Published by marco on
The article 2021 Prediction #4: WiFi 6 is a bust (for now) as Bufferbloat returns thanks to ISP greed by Robert X. Cringely takes up a topic that he’s written about quite a bit over the last decade: bufferbloat. This symptom of a bad connection shows up as excessive buffering and excessive latency when streaming video (or a lot of data). Basically, the connection will continually fail and restart until it stops altogether as the router gets all snarled up. The following definition is from Wikipedia, which has even more technical information.
“Bufferbloat is a cause of high latency in packet-switched networks caused by excess buffering of packets. Bufferbloat can also cause packet delay variation (also known as jitter), as well as reduce the overall network throughput. When a router or switch is configured to use excessively large buffers, even very high-speed networks can become practically unusable for many interactive applications like voice over IP (VoIP), online gaming, and even ordinary web surfing. (Emphasis added.)”
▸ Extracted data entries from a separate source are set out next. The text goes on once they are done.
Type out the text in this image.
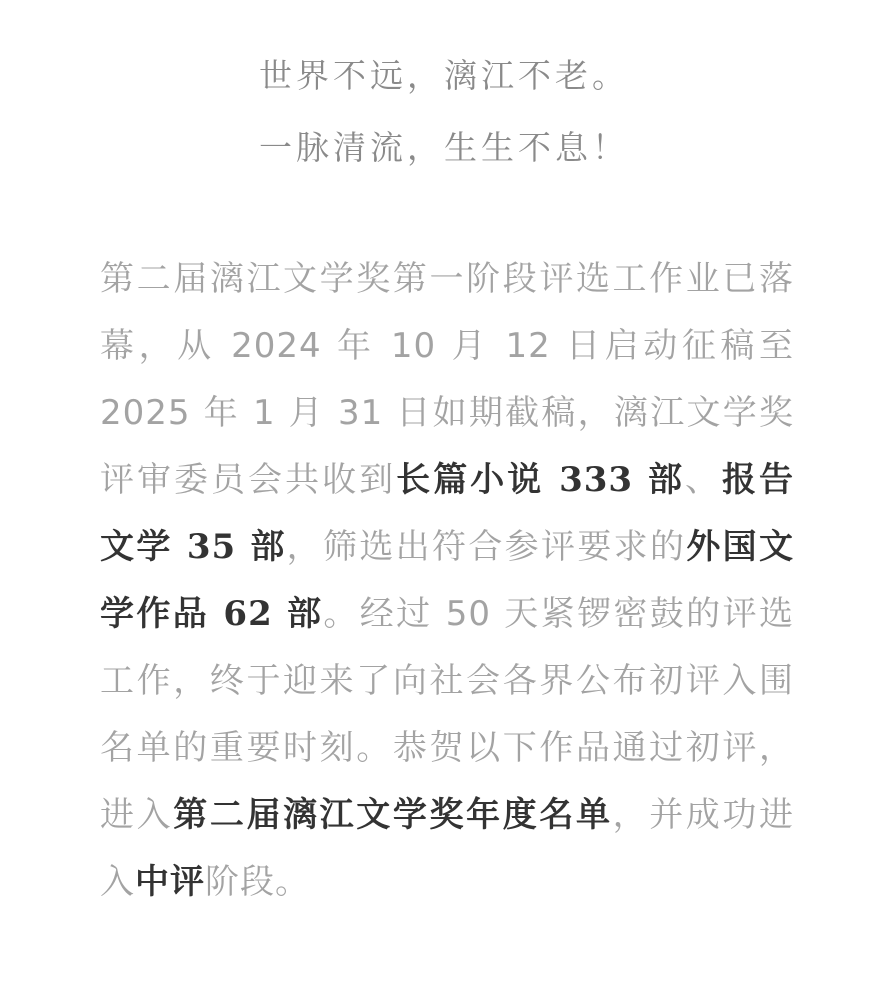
世界不远，漓江不老。

一脉清流，生生不息！

第二届漓江文学奖第一阶段评选工作业已落幕，从 2024 年 10 月 12 日启动征稿至 2025 年 1 月 31 日如期截稿，漓江文学奖评审委员会共收到长篇小说 333 部、报告文学 35 部，筛选出符合参评要求的外国文学作品 62 部。经过 50 天紧锣密鼓的评选工作，终于迎来了向社会各界公布初评入围名单的重要时刻。恭贺以下作品通过初评，进入第二届漓江文学奖年度名单，并成功进入中评阶段。
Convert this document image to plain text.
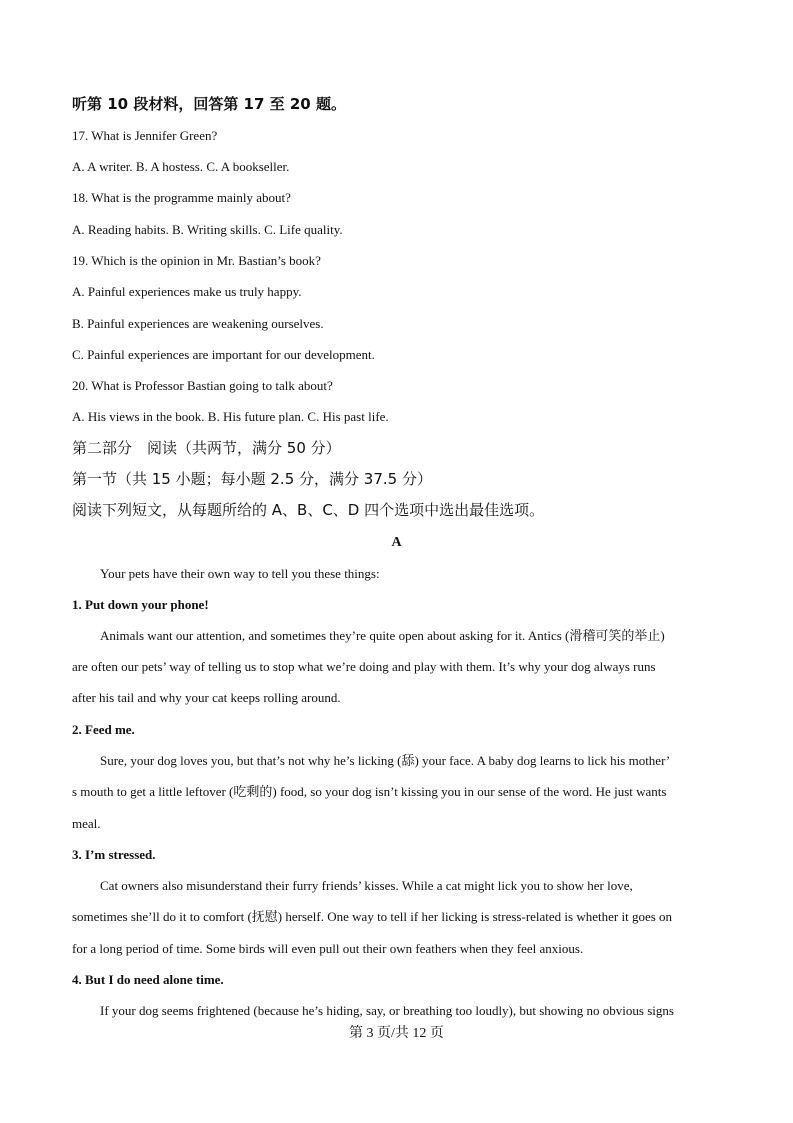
听第 10 段材料，回答第 17 至 20 题。
17. What is Jennifer Green?
A. A writer. B. A hostess. C. A bookseller.
18. What is the programme mainly about?
A. Reading habits. B. Writing skills. C. Life quality.
19. Which is the opinion in Mr. Bastian’s book?
A. Painful experiences make us truly happy.
B. Painful experiences are weakening ourselves.
C. Painful experiences are important for our development.
20. What is Professor Bastian going to talk about?
A. His views in the book. B. His future plan. C. His past life.
第二部分　阅读（共两节，满分 50 分）
第一节（共 15 小题；每小题 2.5 分，满分 37.5 分）
阅读下列短文，从每题所给的 A、B、C、D 四个选项中选出最佳选项。
A
Your pets have their own way to tell you these things:
1. Put down your phone!
Animals want our attention, and sometimes they’re quite open about asking for it. Antics (滑稽可笑的举止)
are often our pets’ way of telling us to stop what we’re doing and play with them. It’s why your dog always runs
after his tail and why your cat keeps rolling around.
2. Feed me.
Sure, your dog loves you, but that’s not why he’s licking (舔) your face. A baby dog learns to lick his mother’
s mouth to get a little leftover (吃剩的) food, so your dog isn’t kissing you in our sense of the word. He just wants
meal.
3. I’m stressed.
Cat owners also misunderstand their furry friends’ kisses. While a cat might lick you to show her love,
sometimes she’ll do it to comfort (抚慰) herself. One way to tell if her licking is stress-related is whether it goes on
for a long period of time. Some birds will even pull out their own feathers when they feel anxious.
4. But I do need alone time.
If your dog seems frightened (because he’s hiding, say, or breathing too loudly), but showing no obvious signs
第 3 页/共 12 页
The problem has basically been solved. It was solved soon after it was discovered, but the problem since then has been distribution. ISPs are still chirpily distributing routers with “excessively large buffers”, which means that it doesn’t matter what your upper limit on bandwidth is—your router isn’t going to be able to use it. As far as I can tell, though, Cringely is mostly talking about the United States when he writes that “hardly any ISPs support” proper connections.
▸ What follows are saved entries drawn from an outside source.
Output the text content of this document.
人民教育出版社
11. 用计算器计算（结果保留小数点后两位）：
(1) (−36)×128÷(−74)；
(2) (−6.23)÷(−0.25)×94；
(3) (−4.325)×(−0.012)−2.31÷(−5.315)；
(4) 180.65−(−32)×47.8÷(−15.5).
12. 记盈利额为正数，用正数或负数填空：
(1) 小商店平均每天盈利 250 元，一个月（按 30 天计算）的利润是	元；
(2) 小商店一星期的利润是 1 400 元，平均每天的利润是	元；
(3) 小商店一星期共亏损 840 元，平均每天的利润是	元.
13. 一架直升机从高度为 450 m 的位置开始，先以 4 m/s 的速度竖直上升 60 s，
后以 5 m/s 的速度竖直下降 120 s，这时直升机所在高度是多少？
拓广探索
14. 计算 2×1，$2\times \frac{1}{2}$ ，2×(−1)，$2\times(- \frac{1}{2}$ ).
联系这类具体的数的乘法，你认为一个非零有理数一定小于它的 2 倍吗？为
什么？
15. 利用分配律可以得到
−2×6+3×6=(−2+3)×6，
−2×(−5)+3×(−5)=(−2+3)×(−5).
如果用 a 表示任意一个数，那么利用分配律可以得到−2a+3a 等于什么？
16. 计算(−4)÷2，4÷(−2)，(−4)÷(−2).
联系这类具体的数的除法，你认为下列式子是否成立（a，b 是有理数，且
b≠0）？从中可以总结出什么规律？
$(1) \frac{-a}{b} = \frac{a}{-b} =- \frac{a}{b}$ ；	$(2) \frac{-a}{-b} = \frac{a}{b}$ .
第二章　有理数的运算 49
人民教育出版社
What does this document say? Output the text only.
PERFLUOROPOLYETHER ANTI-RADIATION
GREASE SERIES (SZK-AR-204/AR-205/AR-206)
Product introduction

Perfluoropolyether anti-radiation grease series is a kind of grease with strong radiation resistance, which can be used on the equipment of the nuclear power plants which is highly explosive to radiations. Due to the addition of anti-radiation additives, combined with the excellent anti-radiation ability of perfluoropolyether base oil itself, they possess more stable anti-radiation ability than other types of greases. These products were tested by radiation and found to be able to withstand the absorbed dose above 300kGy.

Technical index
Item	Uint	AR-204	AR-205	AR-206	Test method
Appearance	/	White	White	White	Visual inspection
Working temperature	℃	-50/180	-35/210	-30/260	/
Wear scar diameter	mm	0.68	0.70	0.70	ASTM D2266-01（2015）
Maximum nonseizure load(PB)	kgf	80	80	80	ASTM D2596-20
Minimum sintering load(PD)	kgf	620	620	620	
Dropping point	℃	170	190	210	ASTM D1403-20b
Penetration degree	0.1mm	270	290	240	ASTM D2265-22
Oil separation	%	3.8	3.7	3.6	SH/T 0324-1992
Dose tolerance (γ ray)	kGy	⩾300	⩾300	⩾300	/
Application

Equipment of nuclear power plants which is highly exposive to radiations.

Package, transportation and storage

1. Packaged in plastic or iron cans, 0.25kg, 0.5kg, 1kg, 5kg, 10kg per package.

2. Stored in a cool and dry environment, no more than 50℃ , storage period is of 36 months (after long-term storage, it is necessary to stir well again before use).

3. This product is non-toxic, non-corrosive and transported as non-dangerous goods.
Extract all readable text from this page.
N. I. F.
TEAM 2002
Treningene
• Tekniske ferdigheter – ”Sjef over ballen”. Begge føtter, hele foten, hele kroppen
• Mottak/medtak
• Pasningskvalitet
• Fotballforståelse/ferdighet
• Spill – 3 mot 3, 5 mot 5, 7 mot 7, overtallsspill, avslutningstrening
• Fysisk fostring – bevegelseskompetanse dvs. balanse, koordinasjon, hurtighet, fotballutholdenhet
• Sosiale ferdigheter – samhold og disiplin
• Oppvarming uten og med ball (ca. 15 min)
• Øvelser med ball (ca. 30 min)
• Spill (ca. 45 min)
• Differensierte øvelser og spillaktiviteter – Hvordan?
“All of the anti-bufferbloat internet standards mentioned here have been published and available for at least eight years, yet hardly any large ISPs support the new code in their default equipment. I can only guess that’s because it solves too many problems and lessens demand for bandwidth. Think about it, ISPs make a killing selling you excess bandwidth you don’t actually need. Electrons you aren’t using don’t exist and therefore those bandwidth upgrades are 100 percent profit. (Emphasis added.)”
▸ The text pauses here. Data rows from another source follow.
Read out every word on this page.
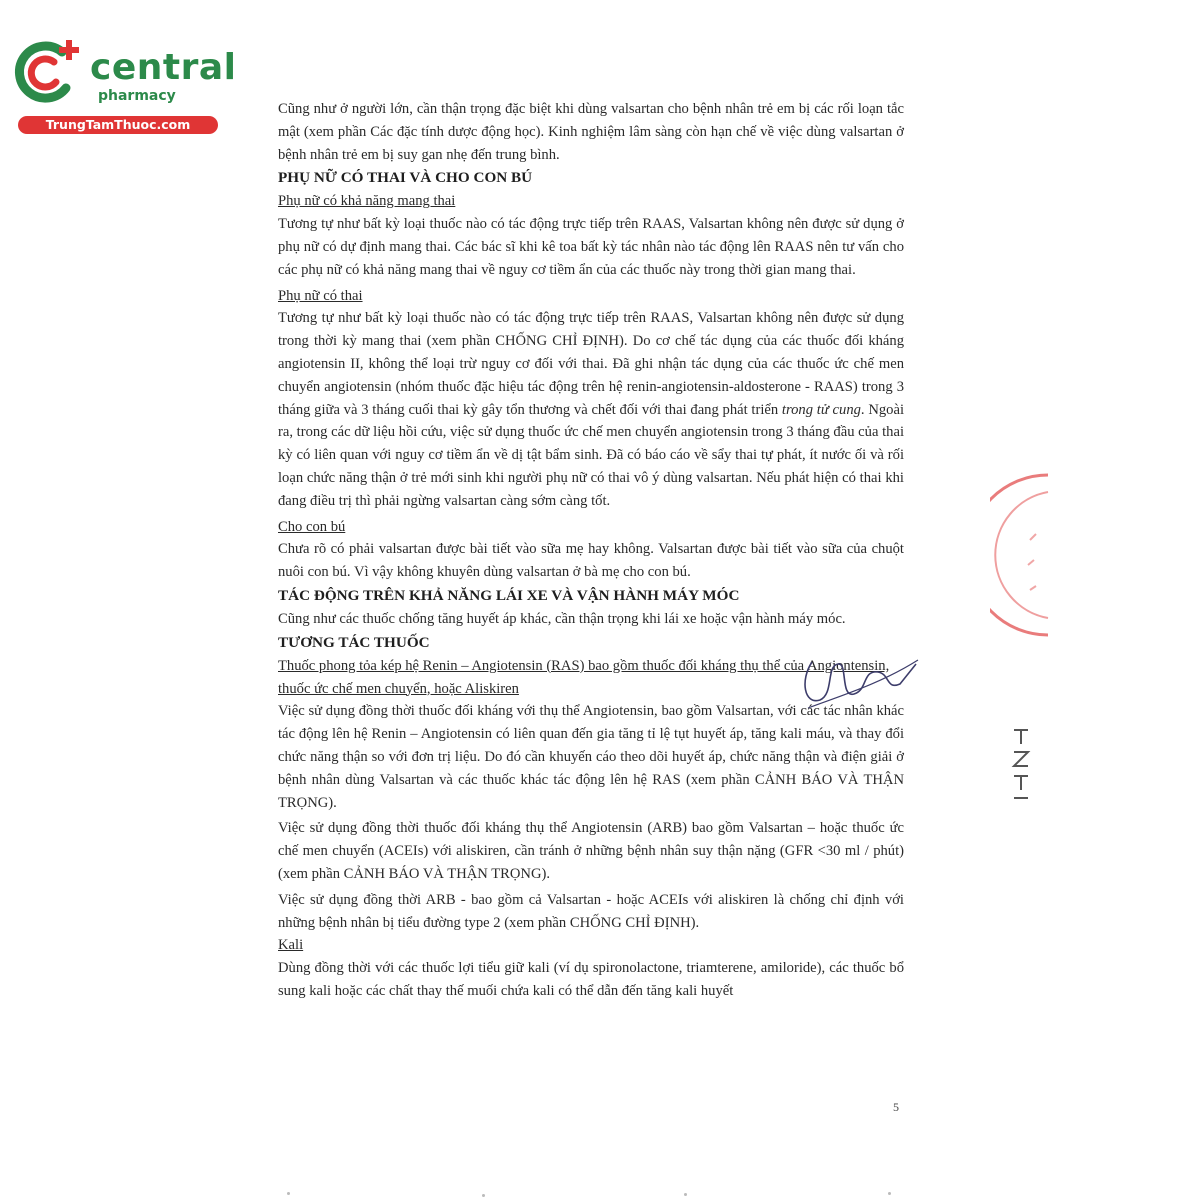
central
pharmacy
TrungTamThuoc.com

Cũng như ở người lớn, cần thận trọng đặc biệt khi dùng valsartan cho bệnh nhân trẻ em bị các rối loạn tắc mật (xem phần Các đặc tính dược động học). Kinh nghiệm lâm sàng còn hạn chế về việc dùng valsartan ở bệnh nhân trẻ em bị suy gan nhẹ đến trung bình.

PHỤ NỮ CÓ THAI VÀ CHO CON BÚ
Phụ nữ có khả năng mang thai

Tương tự như bất kỳ loại thuốc nào có tác động trực tiếp trên RAAS, Valsartan không nên được sử dụng ở phụ nữ có dự định mang thai. Các bác sĩ khi kê toa bất kỳ tác nhân nào tác động lên RAAS nên tư vấn cho các phụ nữ có khả năng mang thai về nguy cơ tiềm ẩn của các thuốc này trong thời gian mang thai.

Phụ nữ có thai

Tương tự như bất kỳ loại thuốc nào có tác động trực tiếp trên RAAS, Valsartan không nên được sử dụng trong thời kỳ mang thai (xem phần CHỐNG CHỈ ĐỊNH). Do cơ chế tác dụng của các thuốc đối kháng angiotensin II, không thể loại trừ nguy cơ đối với thai. Đã ghi nhận tác dụng của các thuốc ức chế men chuyển angiotensin (nhóm thuốc đặc hiệu tác động trên hệ renin-angiotensin-aldosterone - RAAS) trong 3 tháng giữa và 3 tháng cuối thai kỳ gây tổn thương và chết đối với thai đang phát triển trong tử cung. Ngoài ra, trong các dữ liệu hồi cứu, việc sử dụng thuốc ức chế men chuyển angiotensin trong 3 tháng đầu của thai kỳ có liên quan với nguy cơ tiềm ẩn về dị tật bẩm sinh. Đã có báo cáo về sẩy thai tự phát, ít nước ối và rối loạn chức năng thận ở trẻ mới sinh khi người phụ nữ có thai vô ý dùng valsartan. Nếu phát hiện có thai khi đang điều trị thì phải ngừng valsartan càng sớm càng tốt.

Cho con bú

Chưa rõ có phải valsartan được bài tiết vào sữa mẹ hay không. Valsartan được bài tiết vào sữa của chuột nuôi con bú. Vì vậy không khuyên dùng valsartan ở bà mẹ cho con bú.

TÁC ĐỘNG TRÊN KHẢ NĂNG LÁI XE VÀ VẬN HÀNH MÁY MÓC

Cũng như các thuốc chống tăng huyết áp khác, cần thận trọng khi lái xe hoặc vận hành máy móc.

TƯƠNG TÁC THUỐC
Thuốc phong tỏa kép hệ Renin – Angiotensin (RAS) bao gồm thuốc đối kháng thụ thể của Angiontensin, thuốc ức chế men chuyển, hoặc Aliskiren

Việc sử dụng đồng thời thuốc đối kháng với thụ thể Angiotensin, bao gồm Valsartan, với các tác nhân khác tác động lên hệ Renin – Angiotensin có liên quan đến gia tăng tỉ lệ tụt huyết áp, tăng kali máu, và thay đổi chức năng thận so với đơn trị liệu. Do đó cần khuyến cáo theo dõi huyết áp, chức năng thận và điện giải ở bệnh nhân dùng Valsartan và các thuốc khác tác động lên hệ RAS (xem phần CẢNH BÁO VÀ THẬN TRỌNG).

Việc sử dụng đồng thời thuốc đối kháng thụ thể Angiotensin (ARB) bao gồm Valsartan – hoặc thuốc ức chế men chuyển (ACEIs) với aliskiren, cần tránh ở những bệnh nhân suy thận nặng (GFR <30 ml / phút) (xem phần CẢNH BÁO VÀ THẬN TRỌNG).

Việc sử dụng đồng thời ARB - bao gồm cả Valsartan - hoặc ACEIs với aliskiren là chống chỉ định với những bệnh nhân bị tiểu đường type 2 (xem phần CHỐNG CHỈ ĐỊNH).

Kali

Dùng đồng thời với các thuốc lợi tiểu giữ kali (ví dụ spironolactone, triamterene, amiloride), các thuốc bổ sung kali hoặc các chất thay thế muối chứa kali có thể dẫn đến tăng kali huyết

5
Unfortunately, the ISP has zero incentive to fix bufferbloat and a huge incentive not to fix it. The only thing standing in their way is basic ethics, morality, and the desire to provide a good service before making a bigger profit. Cringely goes on,
“If you don’t know if you have bufferbloat, you are lucky. Check by running the DSLreports speed test, NOT the speed test from your ISP.”
Cringely recommends the following:
“Users are much better-off staying for now with 802.11n or ac at the mid tier of Internet speeds with good bufferbloat fighting tech if they want to sit at home sharing the link with their kids.”
The problem has come to the fore again because everyone is running video calls from home all day and their already-trying experience is made worse by a stupid configuration error in the firmware of their routers.
If you run the test above and you have a bad bufferbloat score (the average in the U.S. is C+), then see if you can get a router that Cringely recommends (he lists several) or ask your ISP if they can update the firmware. Do not upgrade your connection; it almost certainly won’t help and would be throwing good money after bad.